Fragments is an arts for health residency taking place in Studio 3, Uillinn: West Cork Arts Centre from 6 May to 27 June 2019. In Spring 2018, following the annual Arts + Health Check Up, Check In, a reflective practice and reading group was initiated at Uillinn. The group comprises West Cork-based Sarah Ruttle and Charlotte Donovan, Galway-based Marielle MacLeman, and Glasgow-based Kirsty Stansfield – all visual artists with over 15 years experience of working in arts and health.
This group provides a supportive space for the individuals to reflect on their broad experience and explore pertinent questions relating to maintaining an artistic practice in health settings. The residency will form an important incubator period for the group – time to focus on critical reflection with peers, using dialogue, making and writing to explore participative and collaborative methodologies in Arts and Health – and a catalyst to generate the momentum needed for continuous exchange.

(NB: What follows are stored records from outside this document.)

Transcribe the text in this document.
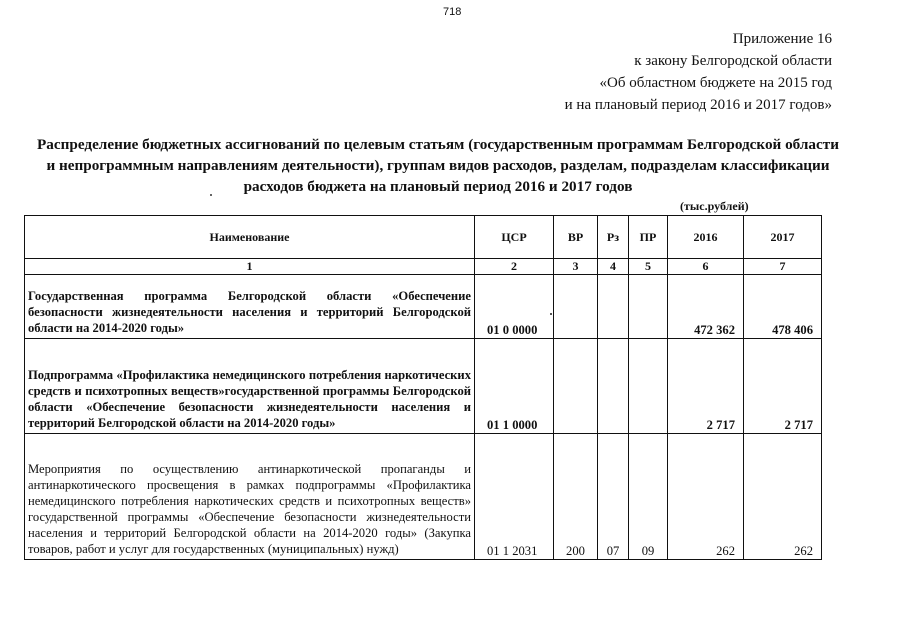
718
Приложение 16
к закону Белгородской области
«Об областном бюджете на 2015 год
и на плановый период 2016 и 2017 годов»
Распределение бюджетных ассигнований по целевым статьям (государственным программам Белгородской области
и непрограммным направлениям деятельности), группам видов расходов, разделам, подразделам классификации
расходов бюджета на плановый период 2016 и 2017 годов
(тыс.рублей)
Наименование	ЦСР	ВР	Рз	ПР	2016	2017
1	2	3	4	5	6	7
Государственная программа Белгородской области «Обеспечение безопасности жизнедеятельности населения и территорий Белгородской области на 2014-2020 годы»	01 0 0000				472 362	478 406
Подпрограмма «Профилактика немедицинского потребления наркотических средств и психотропных веществ»государственной программы Белгородской области «Обеспечение безопасности жизнедеятельности населения и территорий Белгородской области на 2014-2020 годы»	01 1 0000				2 717	2 717
Мероприятия по осуществлению антинаркотической пропаганды и антинаркотического просвещения в рамках подпрограммы «Профилактика немедицинского потребления наркотических средств и психотропных веществ» государственной программы «Обеспечение безопасности жизнедеятельности населения и территорий Белгородской области на 2014-2020 годы» (Закупка товаров, работ и услуг для государственных (муниципальных) нужд)	01 1 2031	200	07	09	262	262
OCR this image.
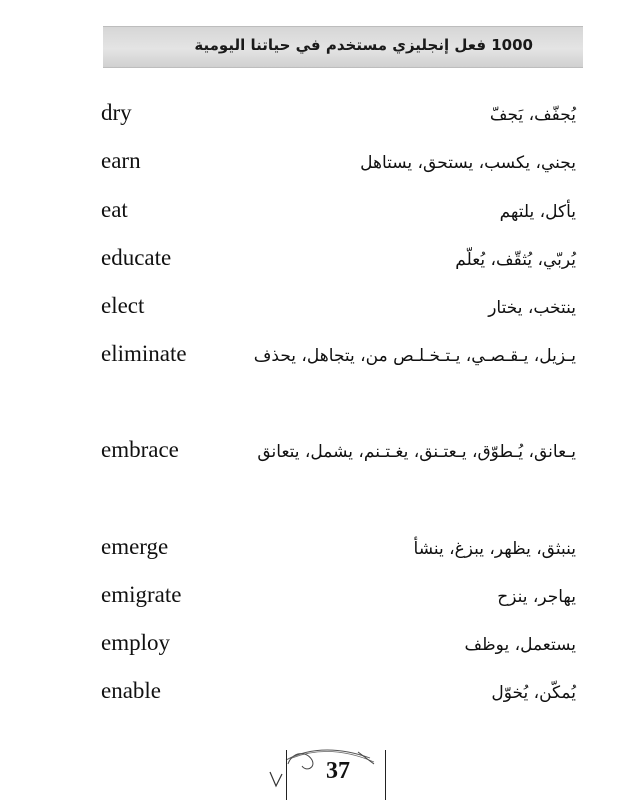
1000 فعل إنجليزي مستخدم في حياتنا اليومية
dry	يُجفّف، يَجفّ
earn	يجني، يكسب، يستحق، يستاهل
eat	يأكل، يلتهم
educate	يُربّي، يُثقّف، يُعلّم
elect	ينتخب، يختار
eliminate	يـزيل، يـقـصـي، يـتـخـلـص من، يتجاهل، يحذف
embrace	يـعانق، يُـطوّق، يـعتـنق، يغـتـنم، يشمل، يتعانق
emerge	ينبثق، يظهر، يبزغ، ينشأ
emigrate	يهاجر، ينزح
employ	يستعمل، يوظف
enable	يُمكّن، يُخوّل
37
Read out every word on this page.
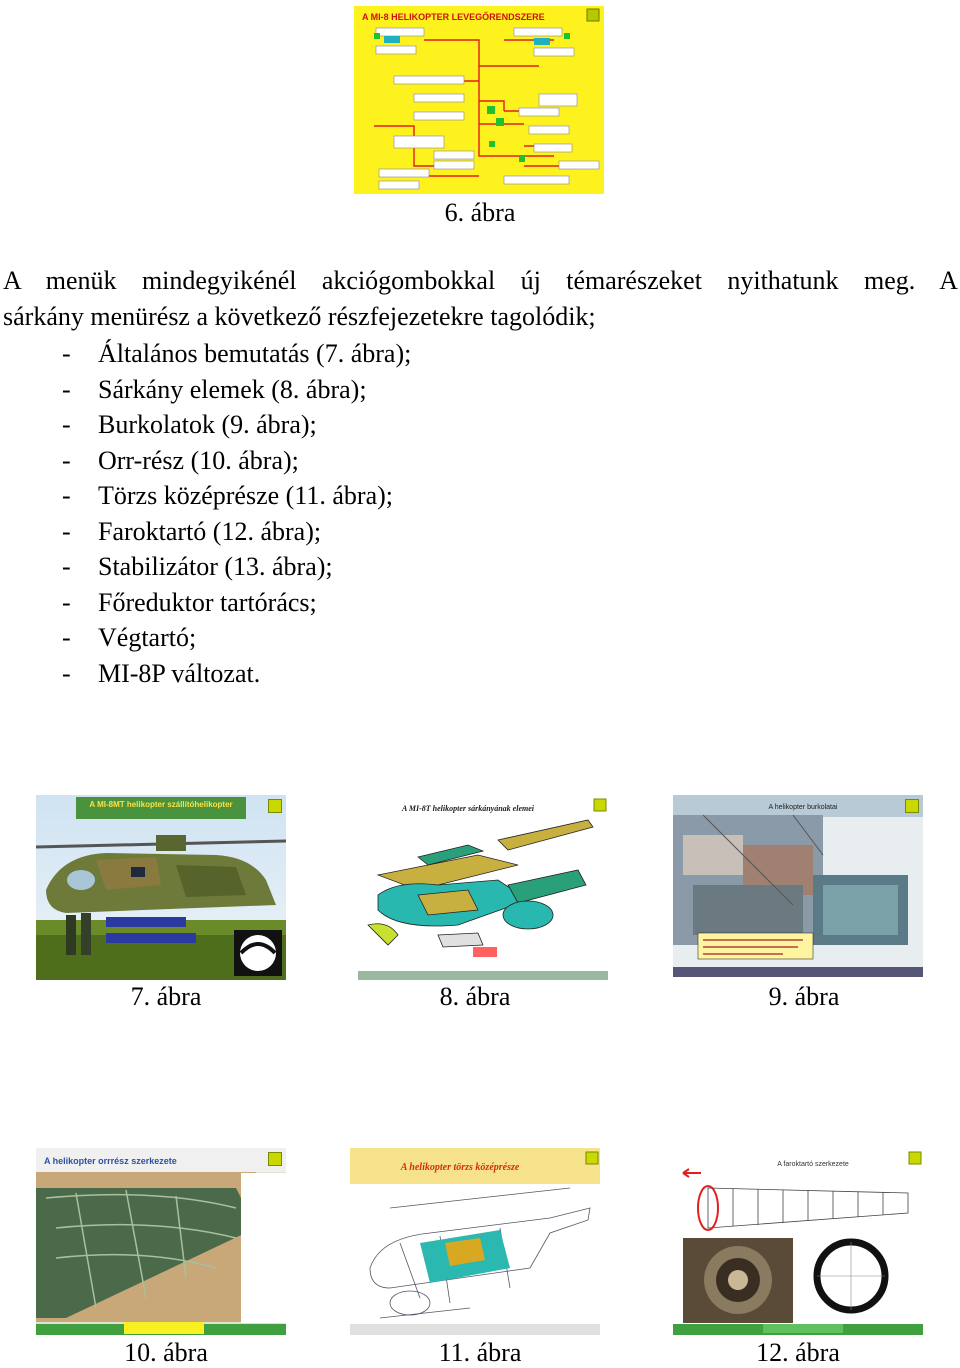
A MI-8 HELIKOPTER LEVEGŐRENDSZERE
6. ábra
A menük mindegyikénél akciógombokkal új témarészeket nyithatunk meg. A
sárkány menürész a következő részfejezetekre tagolódik;
- Általános bemutatás (7. ábra);
- Sárkány elemek (8. ábra);
- Burkolatok (9. ábra);
- Orr-rész (10. ábra);
- Törzs középrésze (11. ábra);
- Faroktartó (12. ábra);
- Stabilizátor (13. ábra);
- Főreduktor tartórács;
- Végtartó;
- MI-8P változat.
A MI-8MT helikopter szállítóhelikopter
7. ábra
A MI-8T helikopter sárkányának elemei
8. ábra
A helikopter burkolatai
9. ábra
A helikopter orrrész szerkezete
10. ábra
A helikopter törzs középrésze
11. ábra
A faroktartó szerkezete
12. ábra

During the residency at Uillinn, the group will explore ideas related to:
- autonomy, creativity and end of life
- place-making and place-based knowledge in hospital and community health contexts
- the interplay between participative and collaborative approaches in hospital and community health contexts
- authorship and visibility of the visual artist in Arts and Health and in the wider contemporary art world
Information will be shared on the residency as it progresses on www.westcorkartscentre.com
Kirsty Stansfield
As an artist Kirsty explores ideas around the body, including the voice, and how objects, gestures, sound and mark making can mediate our relationships with others and our surroundings. In 2009 she completed a PhD from the University of Dundee. More recently she has been working in a range of participatory arts and health settings, including care for the elderly, renal dialysis, neonatal and palliative care. Since 2014 she has been a member of the Creative Arts Service team at The Prince & Princess of Wales Hospice, Glasgow. She also co-written an Arts & Medical Contexts module for students from the Royal Conservatoire of Scotland. She is one of the collaborating artists: Tracing Autonomy www.tracingautonomy.net.
Marielle MacLeman
Marielle studied Drawing and Painting at Duncan of Jordanstone College of Art and Design, Dundee and relocated to Galway in 2011. She has worked widely in participatory Arts and Health contexts for 15 years including the development of long-term programmes in palliative care and haemodialysis, and public art commissions spanning care for the elderly, paediatric, maternity bereavement, neonatal, and mental health contexts. She has written and designed for publications including The Music of What Happens (2014), The Magician and the Swallow’s Tale (2013), The Pattern of a Bird (2008), and Creative Engagement in Palliative Care (2007) and collaborated with filmmaker Tom Flanagan for GUH Arts Trust on the artsandhealth.ie Documentation Bursary 2017-18. She was awarded the Arts Council Artist in the Community Scheme Bursary Award 2018: Collaborative Arts in Health Contexts.
Sarah Ruttle
Tyrone born and West Cork based visual artist Sarah Ruttle is a graduate of Textiles 2002 from DJCAD Dundee, Scotland. Sarah has developed a strong participatory arts practice working within arts and health for ten years. She has received awards from Create and Cork County Council supporting collaborative and participatory projects, including a research project exploring ‘Consent, Confidentiality and Decision Making in Arts and Health Participatory Practice’ supported through the Arts Council’s Arts Participation Bursary Award, 2014. Sarah currently works as part of the Arts for Health Partnership Programme, West Cork artist team, developing, amongst other projects: ‘Parachute in the Purse’ and ‘The Museum of Making and Mending’. She is an arts educator on the ‘In the Picture’ Uillinn; West Cork Arts Centre’s Dementia friendly gallery programme and also works for West Cork Mental Health Services’ Centre for Mental Health Care and Recovery Centre. Her participatory practice includes work in early years and families, an artist creator for West Cork Arts Centre’s ‘Discovery Box’ a gallery resource for parents and carers to use with their young children in the gallery.
Charlotte Donovan
Charlotte studied Fine Art Printmaking at Glasgow School of Art. She has worked as a socially engaged collaborative artist in community and healthcare settings for over 25 years. Charlotte came to Ireland from Scotland in 2005, and was Triskel Art Centre’s full time artist-in-residence in St Finbarr’s Hospital for 3 years. For 10 years she has co-ordinated a Community Arts for Health Programme and Community Garden in Knocknaheeny, Cork, for Niche Health Project. Charlotte has been a visiting artist and mentor on the West Cork Arts for Health Programme, and was Uillinn Artist-in-Residence: Learning and Engagement June 2018-March 2019. She continually undertakes a variety of freelance participatory, curatorial and consultancy projects as well as public and private commissions.